Search code examples
c#httphttpclient

HTTP GET returning binary in instead of text


I want to get a csv file from a http application, MicroStrategy, but in instead I get a binary that can be opened in Excel but not in a text editor.

When I use the same url in a browser it downloads as text and so can be opened in a text editor.

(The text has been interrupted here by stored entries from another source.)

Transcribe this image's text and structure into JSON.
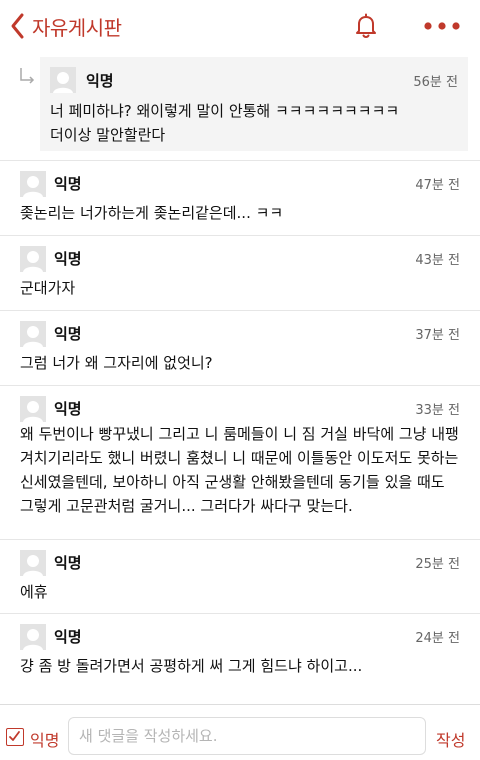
{
  "header": {
    "title": "자유게시판",
    "back_icon": "chevron-left-icon",
    "notification_icon": "bell-icon",
    "more_icon": "more-dots-icon",
    "accent_color": "#c0392b"
  },
  "reply": {
    "author": "익명",
    "time": "56분 전",
    "text": "너 페미하냐? 왜이렇게 말이 안통해 ㅋㅋㅋㅋㅋㅋㅋㅋㅋ\n더이상 말안할란다"
  },
  "comments": [
    {
      "author": "익명",
      "time": "47분 전",
      "text": "좆논리는 너가하는게 좆논리같은데... ㅋㅋ"
    },
    {
      "author": "익명",
      "time": "43분 전",
      "text": "군대가자"
    },
    {
      "author": "익명",
      "time": "37분 전",
      "text": "그럼 너가 왜 그자리에 없엇니?"
    },
    {
      "author": "익명",
      "time": "33분 전",
      "text": "왜 두번이나 빵꾸냈니 그리고 니 룸메들이 니 짐 거실 바닥에 그냥 내팽겨치기리라도 했니 버렸니 훔쳤니 니 때문에 이틀동안 이도저도 못하는 신세였을텐데, 보아하니 아직 군생활 안해봤을텐데 동기들 있을 때도 그렇게 고문관처럼 굴거니... 그러다가 싸다구 맞는다."
    },
    {
      "author": "익명",
      "time": "25분 전",
      "text": "에휴"
    },
    {
      "author": "익명",
      "time": "24분 전",
      "text": "걍 좀 방 돌려가면서 공평하게 써 그게 힘드냐 하이고..."
    }
  ],
  "compose": {
    "anonymous_label": "익명",
    "anonymous_checked": true,
    "placeholder": "새 댓글을 작성하세요.",
    "submit_label": "작성"
  }
}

This are the relevant (I think) lines:

HttpClient cliente;
cliente = new HttpClient(handler) { BaseAddress = uri, Timeout = new TimeSpan(0, 30, 0) };
...
string csv;
responseMessage = await cliente.GetAsync(uri);
HttpContentHeaders contentHeaders = responseMessage.Content.Headers;
csv = await responseMessage.Content.ReadAsStringAsync();
File.WriteAllText(caminhoArquivo, csv, Encoding.UTF8);

The headers show the correct Content-Type:

responseMessage.Content.Headers = {Content-Length: 6188
Content-Disposition: attachment;filename=Grupo Cont%C3%A1bil.txt;
Content-Type: text/plain
}

Just reading bytes and writing bytes this is the file in a hex viewer:

byte[] bytes;
bytes = await responseMessage.Content.ReadAsByteArrayAsync();
File.WriteAllBytes(caminhoArquivo, bytes);

  Offset: 00 01 02 03 04 05 06 07 08 09 0A 0B 0C 0D 0E 0F   
00000000: 47 00 72 00 75 00 70 00 6F 00 20 00 43 00 6F 00    G.r.u.p.o...C.o.
00000010: 6E 00 74 00 EF BF BD 00 62 00 69 00 6C 00 0D 00    n.t.o?=.b.i.l...
00000020: 0A 00 0D 00 0A 00 47 00 72 00 75 00 70 00 6F 00    ......G.r.u.p.o.

Solution

  • As was discovered through the comments, the issue was with encoding.

    Even though the client code used a string download routine, apparently the server did not specify the encoding [at all/correctly] and thus what was discovered to be UTF16 encoded text was interpreted as something else, most likely UTF8.

    The end result was that the file was a bit mangled, and was misinterpreted when opened up later.

    Fixing the code to download it as raw bytes, not decoding or encoding them but simply putting them into a file made it possible to open the file as UTF16 and get the text content.

    Ideally, the server should specify the encoding used when delivering the content, but sometimes when files are downloaded, it may be that the server code that is delivering the file does not know the encoding of the content of the file, typically because the file was produced by 3rd party code or was already on disk in an unknown encoding.